C’est là qu’interviennent les aménageurs en herbe du lycée Saint Joseph Limoux, drivés par leur enseignant Ludovic VALERINO, sur les parcelles acquises en 2019 et 2020 -grâce au financement du 1er Budget participatif du Département de l’Aude, agrandissant la surface de la Forêt jardin à près de 5ha. Ils vont intervenir, en deux vagues les 5 et 7 janvier pour planter 120 arbres et arbustes de toutes sortes. Répartis sur deux haies épousant courbes de niveau et contournant les obstacles naturels, ils ont fait l’objet d’une attention particulière, dictée par un protocole simple et rigoureux.
Le sol avait été préparé dès janvier 2021 et recouvert de foin et de paille pour protéger la terre, matérialiser le parcours. Un plan de plantation très précis a été élaboré. Des piquets de châtaigniers numérotés préfigurent l’emplacement de chaque futur plant. Ceux-là, arrivés juste avant Noël, ont été mis à l’abri et en jauge jusqu’au 5 janvier.
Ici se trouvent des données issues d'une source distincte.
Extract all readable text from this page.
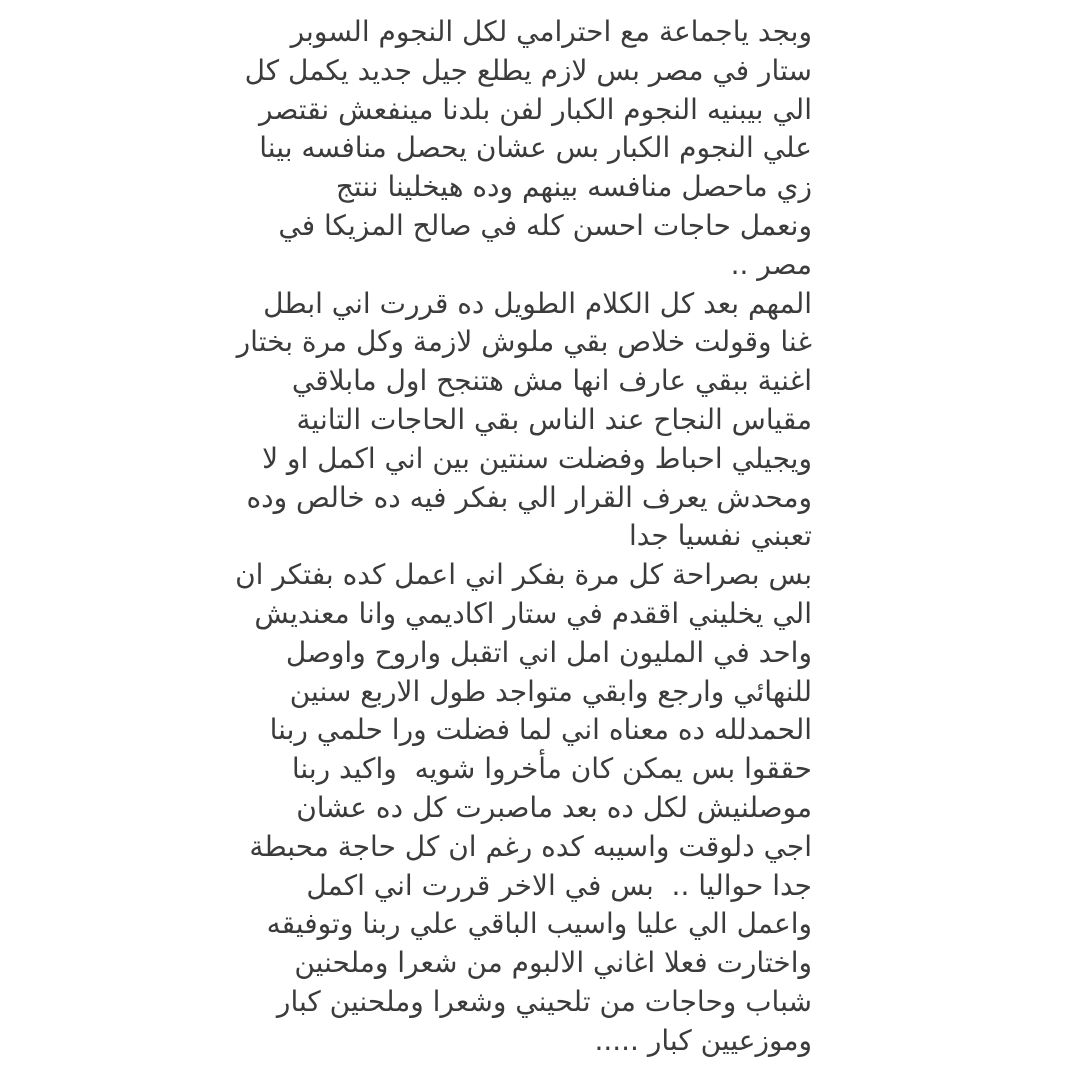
وبجد ياجماعة مع احترامي لكل النجوم السوبر
ستار في مصر بس لازم يطلع جيل جديد يكمل كل
الي بيبنيه النجوم الكبار لفن بلدنا مينفعش نقتصر
علي النجوم الكبار بس عشان يحصل منافسه بينا
زي ماحصل منافسه بينهم وده هيخلينا ننتج
ونعمل حاجات احسن كله في صالح المزيكا في
مصر ..
المهم بعد كل الكلام الطويل ده قررت اني ابطل
غنا وقولت خلاص بقي ملوش لازمة وكل مرة بختار
اغنية ببقي عارف انها مش هتنجح اول مابلاقي
مقياس النجاح عند الناس بقي الحاجات التانية
ويجيلي احباط وفضلت سنتين بين اني اكمل او لا
ومحدش يعرف القرار الي بفكر فيه ده خالص وده
تعبني نفسيا جدا
بس بصراحة كل مرة بفكر اني اعمل كده بفتكر ان
الي يخليني اققدم في ستار اكاديمي وانا معنديش
واحد في المليون امل اني اتقبل واروح واوصل
للنهائي وارجع وابقي متواجد طول الاربع سنين
الحمدلله ده معناه اني لما فضلت ورا حلمي ربنا
حققوا بس يمكن كان مأخروا شويه  واكيد ربنا
موصلنيش لكل ده بعد ماصبرت كل ده عشان
اجي دلوقت واسيبه كده رغم ان كل حاجة محبطة
جدا حواليا ..  بس في الاخر قررت اني اكمل
واعمل الي عليا واسيب الباقي علي ربنا وتوفيقه
واختارت فعلا اغاني الالبوم من شعرا وملحنين
شباب وحاجات من تلحيني وشعرا وملحنين كبار
وموزعيين كبار .....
Là, les Terminale STAV organisés en binôme vont procéder méthodiquement. D’abord ils creusent le trou de plantation en enlevant un plein seau de terre. Ensuite ils présentent le plant pour ajuster la profondeur de plantation. Avant de combler le trou avec une terre spécialement préparée par Olivier, Céline vient jouer la fée Mélusine en saupoudrant sur les racines une pincée de mycorhizes. Celles-ci sont destinées à stimuler la symbiose et favoriser la résistance du futur arbre ou arbuste. Après quoi les planteurs versent la nouvelle terre et la tassent légèrement. En dernier lieu nos apprentis aménageurs apporteront du basalte en granules. Ce minéral est disposé en U, avec l’ouverture du U orientée vers le nord pour polariser plus encore l’énergie de reprise.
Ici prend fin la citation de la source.